What should happen (and, if there is any justice in the world, will happen), whether or not we end up with a nakedly partisan ruling, is that liberal activists will start taking judicial appointments much more seriously. And I don't mean "get more lawyers to join the American Constitution Society" seriously. I mean rank-and-file activists need to start making support for progressive court appointments a sine qua non for political candidates. If courts are going to be a purely political institution, they need to be a purely political institution to both parties, not a political institution for one and a political-technocratic institution for the other.

Over the past three decades, the right has made devotion to the Republican (let's not call it conservative when it comes to court appointments) political agenda a prerequisite for judicial postings. This is not to say that Republican judicial appointees are incompetent partisan hacks; some are, but a great many are competent partisan hacks, well versed in the techniques of using the means of legal sophistry to achieve right-wing policy ends. It's time for Democrats to start doing the same thing. No more appointing mushy moderates to district courts because that's what the home state Senator is a Republican or a mushy moderate Democrat.
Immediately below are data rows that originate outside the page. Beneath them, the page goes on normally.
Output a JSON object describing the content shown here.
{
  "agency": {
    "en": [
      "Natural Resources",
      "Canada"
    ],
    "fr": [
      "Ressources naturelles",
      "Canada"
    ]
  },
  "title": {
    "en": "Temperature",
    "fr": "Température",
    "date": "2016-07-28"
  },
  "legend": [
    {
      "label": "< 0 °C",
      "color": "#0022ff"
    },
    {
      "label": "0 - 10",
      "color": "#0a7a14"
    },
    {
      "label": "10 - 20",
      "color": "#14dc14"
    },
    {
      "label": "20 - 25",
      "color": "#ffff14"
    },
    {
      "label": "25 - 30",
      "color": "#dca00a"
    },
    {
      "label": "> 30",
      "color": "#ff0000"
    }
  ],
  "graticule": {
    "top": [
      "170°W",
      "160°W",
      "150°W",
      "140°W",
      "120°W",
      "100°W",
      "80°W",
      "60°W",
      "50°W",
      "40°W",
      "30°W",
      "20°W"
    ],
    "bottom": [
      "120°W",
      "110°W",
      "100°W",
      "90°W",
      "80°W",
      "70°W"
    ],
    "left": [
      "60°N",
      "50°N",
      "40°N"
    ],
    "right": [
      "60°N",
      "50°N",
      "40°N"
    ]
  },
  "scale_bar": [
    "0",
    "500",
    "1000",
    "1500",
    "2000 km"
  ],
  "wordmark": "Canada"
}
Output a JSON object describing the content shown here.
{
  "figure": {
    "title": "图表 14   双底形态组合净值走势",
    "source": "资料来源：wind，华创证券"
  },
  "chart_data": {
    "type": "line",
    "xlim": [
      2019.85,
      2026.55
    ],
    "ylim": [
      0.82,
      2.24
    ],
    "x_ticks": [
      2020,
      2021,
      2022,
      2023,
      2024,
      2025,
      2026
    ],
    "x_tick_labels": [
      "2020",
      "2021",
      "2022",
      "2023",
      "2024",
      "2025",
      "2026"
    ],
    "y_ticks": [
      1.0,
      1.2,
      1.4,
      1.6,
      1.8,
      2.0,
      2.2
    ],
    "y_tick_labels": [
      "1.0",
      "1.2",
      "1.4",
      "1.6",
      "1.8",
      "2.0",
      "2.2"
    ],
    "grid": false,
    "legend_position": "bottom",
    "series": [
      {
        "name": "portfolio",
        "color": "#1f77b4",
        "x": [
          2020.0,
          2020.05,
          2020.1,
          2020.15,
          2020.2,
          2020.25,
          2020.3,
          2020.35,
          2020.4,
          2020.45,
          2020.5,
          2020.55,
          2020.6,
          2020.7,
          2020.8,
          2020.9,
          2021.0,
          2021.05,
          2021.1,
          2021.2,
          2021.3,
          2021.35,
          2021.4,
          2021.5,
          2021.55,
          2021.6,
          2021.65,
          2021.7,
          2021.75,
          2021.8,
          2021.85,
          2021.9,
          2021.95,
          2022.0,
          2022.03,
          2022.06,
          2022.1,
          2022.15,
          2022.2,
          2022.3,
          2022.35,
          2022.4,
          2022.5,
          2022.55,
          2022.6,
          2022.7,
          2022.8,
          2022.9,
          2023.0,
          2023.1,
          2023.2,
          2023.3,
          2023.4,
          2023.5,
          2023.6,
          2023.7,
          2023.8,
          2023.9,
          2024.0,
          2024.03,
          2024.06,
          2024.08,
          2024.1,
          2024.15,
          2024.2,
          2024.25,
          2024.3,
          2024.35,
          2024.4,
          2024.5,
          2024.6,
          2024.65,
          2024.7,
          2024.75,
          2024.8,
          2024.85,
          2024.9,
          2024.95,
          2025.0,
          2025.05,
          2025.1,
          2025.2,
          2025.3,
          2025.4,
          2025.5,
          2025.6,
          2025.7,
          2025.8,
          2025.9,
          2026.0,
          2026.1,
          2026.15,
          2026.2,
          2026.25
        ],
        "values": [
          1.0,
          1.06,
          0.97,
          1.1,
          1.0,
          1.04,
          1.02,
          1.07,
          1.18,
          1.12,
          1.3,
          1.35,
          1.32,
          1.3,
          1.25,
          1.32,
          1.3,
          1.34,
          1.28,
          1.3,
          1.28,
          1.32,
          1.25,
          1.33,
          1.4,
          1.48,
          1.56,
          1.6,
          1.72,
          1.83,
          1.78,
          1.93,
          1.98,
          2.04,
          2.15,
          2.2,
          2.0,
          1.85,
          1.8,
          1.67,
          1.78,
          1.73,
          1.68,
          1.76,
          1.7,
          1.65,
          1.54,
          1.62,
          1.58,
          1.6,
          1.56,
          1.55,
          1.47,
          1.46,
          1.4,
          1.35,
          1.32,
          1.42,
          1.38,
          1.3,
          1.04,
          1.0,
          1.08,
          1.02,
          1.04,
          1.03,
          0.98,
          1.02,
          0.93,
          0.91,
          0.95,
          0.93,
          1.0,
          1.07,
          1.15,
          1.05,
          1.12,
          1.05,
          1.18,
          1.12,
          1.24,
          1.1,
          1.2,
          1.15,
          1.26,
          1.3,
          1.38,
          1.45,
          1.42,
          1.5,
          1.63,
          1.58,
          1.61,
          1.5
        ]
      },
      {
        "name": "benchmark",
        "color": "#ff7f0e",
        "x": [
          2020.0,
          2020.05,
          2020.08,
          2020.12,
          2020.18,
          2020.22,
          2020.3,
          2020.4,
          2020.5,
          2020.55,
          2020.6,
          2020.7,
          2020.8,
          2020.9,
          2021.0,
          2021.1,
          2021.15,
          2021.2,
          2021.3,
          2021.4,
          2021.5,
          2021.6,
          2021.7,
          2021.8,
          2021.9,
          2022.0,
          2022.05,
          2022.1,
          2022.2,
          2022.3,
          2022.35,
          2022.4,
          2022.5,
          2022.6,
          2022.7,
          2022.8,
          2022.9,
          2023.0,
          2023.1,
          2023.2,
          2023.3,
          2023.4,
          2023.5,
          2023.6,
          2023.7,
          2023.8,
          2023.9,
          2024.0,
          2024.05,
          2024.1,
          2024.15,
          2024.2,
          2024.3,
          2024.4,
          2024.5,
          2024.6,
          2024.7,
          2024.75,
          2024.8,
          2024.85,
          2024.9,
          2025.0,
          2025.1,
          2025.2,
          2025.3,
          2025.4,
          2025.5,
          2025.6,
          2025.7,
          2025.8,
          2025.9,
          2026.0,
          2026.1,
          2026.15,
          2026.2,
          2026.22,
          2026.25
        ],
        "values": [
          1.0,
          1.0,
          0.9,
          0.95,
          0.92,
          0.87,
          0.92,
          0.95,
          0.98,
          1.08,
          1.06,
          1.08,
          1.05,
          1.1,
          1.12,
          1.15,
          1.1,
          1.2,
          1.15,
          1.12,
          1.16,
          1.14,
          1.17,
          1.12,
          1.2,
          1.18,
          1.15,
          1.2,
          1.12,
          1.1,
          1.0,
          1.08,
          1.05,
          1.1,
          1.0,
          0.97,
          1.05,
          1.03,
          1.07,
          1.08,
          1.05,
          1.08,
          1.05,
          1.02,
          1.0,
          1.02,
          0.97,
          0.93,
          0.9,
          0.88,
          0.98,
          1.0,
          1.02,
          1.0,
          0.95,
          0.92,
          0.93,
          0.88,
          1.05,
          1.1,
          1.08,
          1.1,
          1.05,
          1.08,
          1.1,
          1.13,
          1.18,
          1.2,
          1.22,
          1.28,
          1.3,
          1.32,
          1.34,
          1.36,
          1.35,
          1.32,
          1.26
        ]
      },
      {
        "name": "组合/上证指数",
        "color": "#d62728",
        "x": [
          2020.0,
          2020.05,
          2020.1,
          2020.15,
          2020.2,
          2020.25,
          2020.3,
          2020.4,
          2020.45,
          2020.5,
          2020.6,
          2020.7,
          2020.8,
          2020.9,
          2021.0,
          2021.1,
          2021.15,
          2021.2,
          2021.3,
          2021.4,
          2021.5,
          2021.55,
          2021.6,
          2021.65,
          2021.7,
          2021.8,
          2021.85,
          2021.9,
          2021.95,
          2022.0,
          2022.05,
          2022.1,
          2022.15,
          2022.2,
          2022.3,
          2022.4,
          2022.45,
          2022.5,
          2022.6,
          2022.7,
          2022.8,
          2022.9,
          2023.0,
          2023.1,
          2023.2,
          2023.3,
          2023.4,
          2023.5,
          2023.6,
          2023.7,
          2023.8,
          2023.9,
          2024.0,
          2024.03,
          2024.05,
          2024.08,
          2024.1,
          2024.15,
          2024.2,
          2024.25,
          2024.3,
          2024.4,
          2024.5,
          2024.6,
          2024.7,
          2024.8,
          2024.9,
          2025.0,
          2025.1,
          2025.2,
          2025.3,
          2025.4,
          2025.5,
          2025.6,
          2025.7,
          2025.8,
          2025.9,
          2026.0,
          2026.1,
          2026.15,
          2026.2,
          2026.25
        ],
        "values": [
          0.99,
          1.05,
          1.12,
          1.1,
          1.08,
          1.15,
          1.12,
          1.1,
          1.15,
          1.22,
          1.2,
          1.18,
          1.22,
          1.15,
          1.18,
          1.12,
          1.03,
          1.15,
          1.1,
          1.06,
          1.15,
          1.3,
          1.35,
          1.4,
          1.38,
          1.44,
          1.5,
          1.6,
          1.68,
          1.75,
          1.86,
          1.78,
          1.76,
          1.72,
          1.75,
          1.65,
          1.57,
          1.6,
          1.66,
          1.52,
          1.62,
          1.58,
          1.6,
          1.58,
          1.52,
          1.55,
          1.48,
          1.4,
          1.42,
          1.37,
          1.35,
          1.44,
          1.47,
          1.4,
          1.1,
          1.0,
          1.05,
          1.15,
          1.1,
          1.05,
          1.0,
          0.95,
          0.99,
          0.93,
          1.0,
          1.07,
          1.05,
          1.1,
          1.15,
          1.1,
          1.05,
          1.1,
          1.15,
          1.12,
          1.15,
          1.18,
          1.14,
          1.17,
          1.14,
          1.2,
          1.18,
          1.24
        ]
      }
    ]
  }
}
The President's job will be to appoint the most progressive judges he can find; the job of the Senate Judiciary Committee chair and the Majority will be to round up votes from recalcitrant Western and Southern Democrats. And it will be the job of rank and file political activists to once again emphasize to their elected officials that this is a priority, the way it was a priority in the New Deal Era for labor unions, or in Civil Rights Era to African-Americans. If politics is the slow boring of hard boards, restructuring the courts may be the hardest board out there. It's time to get cracking.

What Digby Said

On expecting the Grown-up Republicans to act like Grownups.

This has been another edition of What Digby Said.

Tuesday, March 27, 2012

Not a Day to Feel Good About The World

Persuing SCOTUSBlog (be patient, it may not load immediately today) as well as veteran Courtwatchers Dahlia Lithwick and Jeffrey Toobin, it looks like opinions on oral argument range between "the individual mandate is totally hosed" and "there's some small chance that the mandate will survive".

Let's just say there are days I've felt better about the world.

Monday, March 26, 2012

"Stand Your Ground"

Let me give an example of the phenomenon Jonathan Bernstein talks about here -- the limits of the advantages that poll-tested words give you. The "Stand Your Ground" laws implicated in allowing George Zimmerman to shoot Trayvon Martin without consequences are now facing widespread ridicule, and the opponents of these laws are calling them by that name. "Stand Your Ground" actually strikes me as a pretty good poll-tested phrase, but the negative publicity the laws are getting will eliminate the value of the phrase pretty quickly.

Perhaps the classic example of this is "welfare", which was considered a positive phrase when it was initially used for social programs that gave money to the poor. You can see why -- it involves people faring well, which sounds pretty nice. But when people came to have views about the laws themselves (driven in no small part by negative attitudes towards poor black people) the term got the pejorative connotations it has today.